Milva Menard enjoyed her parts of the play a lot too. Her favorite character was the cat. “I think the cat is the hardest part of the play. I have three characters: the cat, Candle Wick, and the blue fairy. It’s really the cat that’s my favorite because it is very physical, since I’m wearing a mask,” said Menard. “So I need to put the emotion in my body, and it’s hard.” The cat also just wants to be in the gang with the fox, and really, he’s innocent.
Tout a Trac is a company from Montreal, and Pinocchio was brought to the stage in two different languages: French and English. It created a challenge for the actors to rehearse and perform the amazing show.

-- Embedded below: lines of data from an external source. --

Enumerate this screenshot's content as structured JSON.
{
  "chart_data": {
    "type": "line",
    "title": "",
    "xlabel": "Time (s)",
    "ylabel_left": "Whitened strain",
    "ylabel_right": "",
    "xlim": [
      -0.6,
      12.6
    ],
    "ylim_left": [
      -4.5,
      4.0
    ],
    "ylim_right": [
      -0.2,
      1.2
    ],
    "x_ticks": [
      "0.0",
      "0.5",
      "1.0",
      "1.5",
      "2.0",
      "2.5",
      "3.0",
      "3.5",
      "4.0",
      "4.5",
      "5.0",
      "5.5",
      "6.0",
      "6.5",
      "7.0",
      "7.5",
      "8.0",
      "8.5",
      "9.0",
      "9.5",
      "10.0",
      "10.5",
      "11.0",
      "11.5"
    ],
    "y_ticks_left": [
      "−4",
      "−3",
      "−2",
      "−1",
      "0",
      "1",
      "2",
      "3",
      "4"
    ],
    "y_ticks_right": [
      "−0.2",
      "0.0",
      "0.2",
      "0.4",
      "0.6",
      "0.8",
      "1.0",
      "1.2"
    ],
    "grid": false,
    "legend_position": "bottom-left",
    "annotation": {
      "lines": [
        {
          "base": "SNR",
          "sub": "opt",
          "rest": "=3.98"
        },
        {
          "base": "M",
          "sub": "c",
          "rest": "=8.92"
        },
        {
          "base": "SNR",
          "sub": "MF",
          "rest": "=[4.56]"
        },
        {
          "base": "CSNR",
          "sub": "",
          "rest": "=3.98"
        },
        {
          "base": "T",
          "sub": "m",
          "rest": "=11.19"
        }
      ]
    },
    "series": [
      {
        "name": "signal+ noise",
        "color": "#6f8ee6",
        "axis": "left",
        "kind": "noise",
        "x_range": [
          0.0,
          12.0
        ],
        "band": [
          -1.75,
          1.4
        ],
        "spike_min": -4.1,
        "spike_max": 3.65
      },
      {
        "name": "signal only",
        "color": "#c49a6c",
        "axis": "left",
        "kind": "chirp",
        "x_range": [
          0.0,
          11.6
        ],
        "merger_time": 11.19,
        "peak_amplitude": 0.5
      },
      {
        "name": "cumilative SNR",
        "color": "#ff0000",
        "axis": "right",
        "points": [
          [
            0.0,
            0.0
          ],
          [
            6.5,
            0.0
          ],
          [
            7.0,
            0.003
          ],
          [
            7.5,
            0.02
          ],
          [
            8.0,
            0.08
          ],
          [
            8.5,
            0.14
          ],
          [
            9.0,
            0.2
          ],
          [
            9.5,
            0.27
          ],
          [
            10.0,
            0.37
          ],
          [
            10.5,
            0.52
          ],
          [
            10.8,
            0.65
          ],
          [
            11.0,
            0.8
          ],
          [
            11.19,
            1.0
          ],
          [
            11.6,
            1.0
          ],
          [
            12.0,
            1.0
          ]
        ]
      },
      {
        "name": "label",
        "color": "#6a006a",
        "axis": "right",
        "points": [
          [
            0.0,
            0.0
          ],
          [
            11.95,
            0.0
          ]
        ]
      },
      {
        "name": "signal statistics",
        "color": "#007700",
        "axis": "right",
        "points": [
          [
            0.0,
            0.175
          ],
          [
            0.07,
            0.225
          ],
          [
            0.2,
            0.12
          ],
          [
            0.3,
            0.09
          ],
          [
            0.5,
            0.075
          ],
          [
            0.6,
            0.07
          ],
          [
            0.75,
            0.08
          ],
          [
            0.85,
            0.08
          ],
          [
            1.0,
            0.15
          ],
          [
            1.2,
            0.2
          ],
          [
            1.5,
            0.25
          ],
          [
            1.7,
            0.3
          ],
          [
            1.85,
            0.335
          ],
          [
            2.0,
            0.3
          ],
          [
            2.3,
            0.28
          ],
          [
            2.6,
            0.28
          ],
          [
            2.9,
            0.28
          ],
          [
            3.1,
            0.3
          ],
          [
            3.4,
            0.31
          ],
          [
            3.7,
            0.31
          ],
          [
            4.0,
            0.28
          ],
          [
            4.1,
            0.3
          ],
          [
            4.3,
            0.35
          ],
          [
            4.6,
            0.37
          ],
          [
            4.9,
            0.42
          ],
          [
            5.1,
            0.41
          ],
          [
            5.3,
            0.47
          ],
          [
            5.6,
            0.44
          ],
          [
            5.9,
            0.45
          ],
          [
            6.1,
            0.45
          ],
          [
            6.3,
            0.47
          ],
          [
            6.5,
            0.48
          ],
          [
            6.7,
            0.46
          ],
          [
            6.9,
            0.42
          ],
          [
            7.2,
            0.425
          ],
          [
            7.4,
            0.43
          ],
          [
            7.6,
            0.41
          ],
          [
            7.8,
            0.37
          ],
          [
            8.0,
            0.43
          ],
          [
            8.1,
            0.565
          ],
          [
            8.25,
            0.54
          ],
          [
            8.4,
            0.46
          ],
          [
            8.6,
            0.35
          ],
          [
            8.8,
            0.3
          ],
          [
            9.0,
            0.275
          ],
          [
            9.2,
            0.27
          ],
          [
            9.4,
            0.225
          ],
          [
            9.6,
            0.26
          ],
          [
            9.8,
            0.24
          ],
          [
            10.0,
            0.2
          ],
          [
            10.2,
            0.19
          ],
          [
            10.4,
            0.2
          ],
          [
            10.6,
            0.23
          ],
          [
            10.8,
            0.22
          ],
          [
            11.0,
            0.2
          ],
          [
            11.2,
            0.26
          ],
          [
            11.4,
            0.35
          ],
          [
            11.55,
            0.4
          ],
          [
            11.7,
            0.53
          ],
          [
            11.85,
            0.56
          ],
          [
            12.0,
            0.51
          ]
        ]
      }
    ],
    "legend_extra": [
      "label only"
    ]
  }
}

From 1883 to now, the story Pinocchio still brings jaw dropping adventures. Born from a talking piece of wood, the nerve racking Pinocchio earns his heart’s desire from his amazing quests. As Hugo Bélanger says, "We still need Pinocchio because telling the story of a small block of wood dreaming to become human brings hope to a world that is losing its humanity and becoming increasingly dependent on machines." Pinocchio developed his achievement of becoming a human being, an inspiring fact to everyone around us. So there you go, lights, camera, action!